How To Care For A New Puppy
A new puppy is almost as eagerly awaited and anticipated as an infant and puppy-proofing your home is just as necessary as child-proofing it for a toddler. Welcoming this new family member can be exciting and these adorable little bundles of energy can add a new dimension to a family. However, like toddlers, the new puppy can be one big bundle of trouble if the home is not puppy-proofed prior to the new puppy’s arrival.
Just like any other family member the getting a puppy involves taking on a commitment to attend to their welfare and needs. Puppies much like infants require a safe environment in which to explore and play and that means puppy proofing is essential.
It is always wisest not to underestimate the curiosity of a toddler or that of a puppy. That cuddly bundle of energy will just like a toddler be into everything and probably some things a toddler could not quite reach.
Start with the floors as that is where a puppy will start. Slick floor surfaces will cause a puppy to slide and might cause injury to the puppy. Loose rugs may well become a favoured chew toy. If it is potentially a danger, curious puppies can usually be the first to find it. Sharp furniture is as dangerous to a curious and sometimes too eager puppy, as it would be to a toddler. Small sharp items on the floor are dangerous to a puppy they may lick, chew gnaw or just step on tacks, staples, nails or even fingernail files.
The puppy proofing should be done room by room in any area where the puppy might have access. Light cords should be made placed out of the way covered in protective plastic or runners. The puppy’s access should be restricted only to allowed rooms. This means keeping the doors shut to kids rooms and using childproof gates where doors are impractical. Stairways are potential dangers for puppies just as they might be for a toddler and gates can keep the new puppy right where you put him.

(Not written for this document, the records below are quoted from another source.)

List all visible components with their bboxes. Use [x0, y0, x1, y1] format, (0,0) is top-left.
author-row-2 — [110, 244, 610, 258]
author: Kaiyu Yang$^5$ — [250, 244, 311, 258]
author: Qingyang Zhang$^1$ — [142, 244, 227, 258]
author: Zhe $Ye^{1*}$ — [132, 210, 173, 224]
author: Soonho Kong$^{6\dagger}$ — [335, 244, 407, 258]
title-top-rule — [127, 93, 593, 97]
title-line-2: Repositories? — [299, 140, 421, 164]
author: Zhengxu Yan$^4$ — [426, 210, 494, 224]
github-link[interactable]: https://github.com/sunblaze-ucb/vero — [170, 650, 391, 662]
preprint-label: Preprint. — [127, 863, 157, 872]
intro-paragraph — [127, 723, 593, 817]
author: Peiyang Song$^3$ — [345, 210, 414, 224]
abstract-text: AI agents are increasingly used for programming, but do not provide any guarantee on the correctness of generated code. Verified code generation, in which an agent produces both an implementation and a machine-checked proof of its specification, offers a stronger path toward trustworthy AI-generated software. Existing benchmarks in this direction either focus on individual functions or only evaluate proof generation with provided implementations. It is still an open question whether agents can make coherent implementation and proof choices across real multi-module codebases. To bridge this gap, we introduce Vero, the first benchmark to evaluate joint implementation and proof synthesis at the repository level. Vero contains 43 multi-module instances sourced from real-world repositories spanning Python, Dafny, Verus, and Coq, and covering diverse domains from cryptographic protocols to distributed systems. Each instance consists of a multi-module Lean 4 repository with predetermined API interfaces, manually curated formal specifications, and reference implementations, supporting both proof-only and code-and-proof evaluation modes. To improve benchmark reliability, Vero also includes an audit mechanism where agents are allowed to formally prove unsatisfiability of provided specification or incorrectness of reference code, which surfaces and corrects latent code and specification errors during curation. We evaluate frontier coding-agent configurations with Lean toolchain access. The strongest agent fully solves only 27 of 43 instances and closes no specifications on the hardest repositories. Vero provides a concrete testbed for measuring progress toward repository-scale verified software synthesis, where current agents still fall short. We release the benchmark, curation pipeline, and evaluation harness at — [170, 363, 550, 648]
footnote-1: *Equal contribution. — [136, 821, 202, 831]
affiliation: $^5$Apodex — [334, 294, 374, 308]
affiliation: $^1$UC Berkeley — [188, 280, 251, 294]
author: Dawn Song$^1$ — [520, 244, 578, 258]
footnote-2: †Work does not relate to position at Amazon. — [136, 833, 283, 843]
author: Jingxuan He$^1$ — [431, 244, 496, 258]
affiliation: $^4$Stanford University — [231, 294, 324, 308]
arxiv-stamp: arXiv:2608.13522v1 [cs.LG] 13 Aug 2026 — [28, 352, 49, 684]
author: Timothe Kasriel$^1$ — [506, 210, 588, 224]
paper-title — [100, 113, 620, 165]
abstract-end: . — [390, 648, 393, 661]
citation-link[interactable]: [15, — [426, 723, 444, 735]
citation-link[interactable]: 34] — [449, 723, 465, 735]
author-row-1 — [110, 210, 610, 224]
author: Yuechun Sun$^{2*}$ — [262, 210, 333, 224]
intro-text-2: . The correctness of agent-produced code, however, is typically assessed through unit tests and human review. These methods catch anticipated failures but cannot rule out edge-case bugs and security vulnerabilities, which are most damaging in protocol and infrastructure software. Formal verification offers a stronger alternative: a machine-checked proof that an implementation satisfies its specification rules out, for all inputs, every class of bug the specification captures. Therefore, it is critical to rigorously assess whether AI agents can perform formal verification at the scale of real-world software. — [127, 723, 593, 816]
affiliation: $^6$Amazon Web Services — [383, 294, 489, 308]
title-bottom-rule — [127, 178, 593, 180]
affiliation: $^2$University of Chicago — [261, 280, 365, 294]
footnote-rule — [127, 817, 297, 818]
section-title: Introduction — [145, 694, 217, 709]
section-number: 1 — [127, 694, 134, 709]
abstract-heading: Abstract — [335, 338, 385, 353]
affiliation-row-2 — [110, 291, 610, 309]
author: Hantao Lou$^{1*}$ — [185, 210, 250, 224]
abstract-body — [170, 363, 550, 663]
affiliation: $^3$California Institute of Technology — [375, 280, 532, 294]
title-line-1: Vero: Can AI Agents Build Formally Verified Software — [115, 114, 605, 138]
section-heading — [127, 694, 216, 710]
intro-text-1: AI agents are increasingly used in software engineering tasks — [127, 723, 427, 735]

Curiosity is a puppy’s middle name and anything small on the floor will receive a thorough inspection. Furniture is not invulnerable and puppies soon learn to climb, clamber and jump onto couches, chairs and coffee tables. That means remote controls; houseplants and any delicate decorative items should be safely out of the reach of puppy’s curious nose, paws, and mouth.
Some garden plants and weeds could be toxic to a puppy and it is important that the backyard plants safe and puppy-proofed. Any household cleaners or medications must be placed securely out of the puppy’s reach. Chewing on a medication bottle until it splinters can be just as dangerous as a puppy chewing glass particularly hard plastic prescription bottles, and the contents may be toxic if accidentally ingested.
Give the new puppy toys of their own, so they have things to chew on and can be kept engaged and active and safe. Supervise the puppy and keep the doors closed or child gates in place to prevent they’re wandering out of bounds and getting into trouble.